The following is a story that a friend of mine wrote after visiting the Anne Frank house in Amsterdam. I met Frank while preparing for a missions trip to Ecuador that we both attended. He and his wife Daryl are such wonderful people, I'm privileged to know them and call them my friends.
Frank is something of a legend with this group of children in the mountains of Ecuador. They adore him to pieces.
My Mom passed this story along to me after we booked our tickets to the city and began talking about what to do there. It is a beautiful story and one that I think is worth a share. I hope you all have a wonderful Monday, see you tomorrow with some Paris.
I was born in The Netherlands from the seed of a chestnut tree, a seed scattered by the wind.
As my roots began to push into the soil I found that I was becoming a seedling, sprouting up in an unassuming location behind an old house squeezed among other dwellings along a canal in Amsterdam.
I quickly grew and by the beginning of the 20th century I had spread my branches over much of the courtyard to which I was confined.
What set me apart from the multitude of other trees in the area was my location. History records the occupation of The Netherlands by Germans in the early 1940’s. The Jews living in Europe became the object of Nazi hatred forcing many of them into hiding. As I continued to grow my branches cast their shadows on the annex of number 263 Prinsengracht. This address became the sanctuary of a Jewish family hoping to escape the clutches of their German tormentors.

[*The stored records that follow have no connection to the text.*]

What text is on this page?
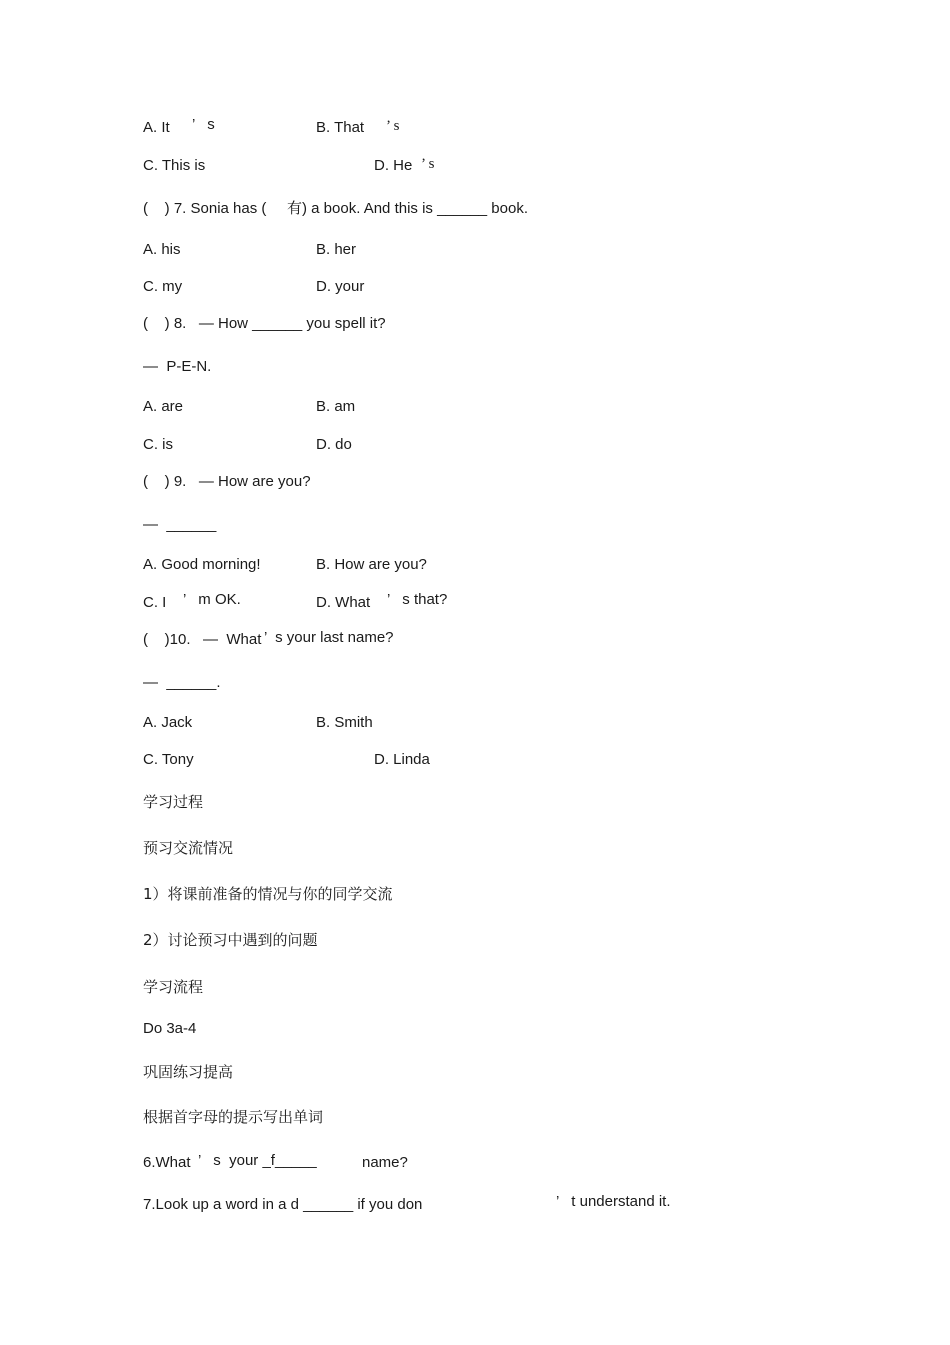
A. It ’   s	B. That ’ s
C. This is	D. He ’ s
(    ) 7. Sonia has ( 有 ) a book. And this is ______ book.
A. his	B. her
C. my	D. your
(    ) 8.   — How ______ you spell it?
—  P-E-N.
A. are	B. am
C. is	D. do
(    ) 9.   — How are you?
—  ______
A. Good morning!	B. How are you?
C. I ’   m OK.	D. What ’   s that?
(    )10.   —  What ’  s your last name?
—  ______.
A. Jack	B. Smith
C. Tony	D. Linda
学习过程
预习交流情况
1）将课前准备的情况与你的同学交流
2）讨论预习中遇到的问题
学习流程
Do 3a-4
巩固练习提高
根据首字母的提示写出单词
6.What ’   s  your _f_____	name?
7.Look up a word in a d ______ if you don	’   t understand it.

It was summer time in 1942. I was in full greenery. My branches were the home to birds and squirrels. From time to time I noticed a young girl with dark eyes and even darker hair who would come to the attic window of the annex and stare out at me.
As the weeks grew into months and my appearance changed with the seasons, I anxiously waited for her daily visits. It was exciting to provide my young admirer with a variety of colors.
Sometimes she would sit at the other window in the attic and look upon the Westertoren, the bell tower of the church in the next block. I began to realize that the Westertoren and I were her only connection with the outside world. I did my best to comfort her. I shimmered with dewdrops that stuck to my branches in the early spring. As the summer season approached I provided blossoms and budding leaves and birds building nests and raising their young. In the fall I displayed my autumn finery. As the year drew to a close she gazed out at delicate snowflakes that made up my winter costume.
I noticed, though my friend was growing taller, she was also growing thinner with each passing season. I watched her shivering as she sat by the window during the long cold season. I so wanted to reach out to her, to comfort her, to invite her to climb among my branches and absorb the smells of nature.
Also, in the summer of 1942, I noticed another face at the window, that of a teenage boy. Now I had two admirers and I felt the urgency to provide comfort and hope to these young prisoners of circumstances beyond their control. They needed comfort and hope that should have been part of their adolescent growth, to live freely without fear and violence.
As 1943 was ushered in I grew tense. Allied bombers flew overhead on their way to Germany. I hoped they wouldn’t drop their containers of destruction on my friends and me. The noise of German anti aircraft fire caused my branches to quiver with fright. When would the unceasing urge to destroy ever stop?
As the months turned into years I became alarmed. Would my young friends be able to overcome the terrible hardships they were forced to endure? I began to feel guilty in my own freedom.
Suddenly all was quiet. Where were my admirers? Why didn’t they come to the window? Something was wrong! It was August 4, 1944. I waited anxiously, not wanting to face what I suspected to be true.
I never saw my friends again. History records what happened to them and the world mourns.
Myself? I’m doing fine, at least on the outside. I continue to grow in size though my attitude is quite somber. I still shelter the annex.
263 Prinsengracht is now a museum that is visited by over 600,000 people every year. I feel sad as the public passes by the window where my young friends used to sit and gaze upon my branches. Once in a while some pause as they pass the window.
Not long ago I saw the astonished face of a man peering out at me. Then he was gone only to reappear with his wife. He pointed excitedly and his wife seemed to be caught up in his enthusiasm.
I was glad, because I provide the only living link between the lives of those young victims of tyranny and persecution and the curious throngs of future generations.
If I could talk to them I would tell them of the confusion, the misery, and the death of a beautiful young girl, her family and friends. A young girl that I overheard saying, “I still believe that people are really good at heart … I can feel the suffering of millions and, yet, if I look up into the heavens, I think it will come out right.”
I earnestly desire, as my branches begin to age, that I will be able to scatter seeds. Hopefully, a new chestnut tree will sprout up that will be able to record, for history, peace, happiness and love among the nations of this world.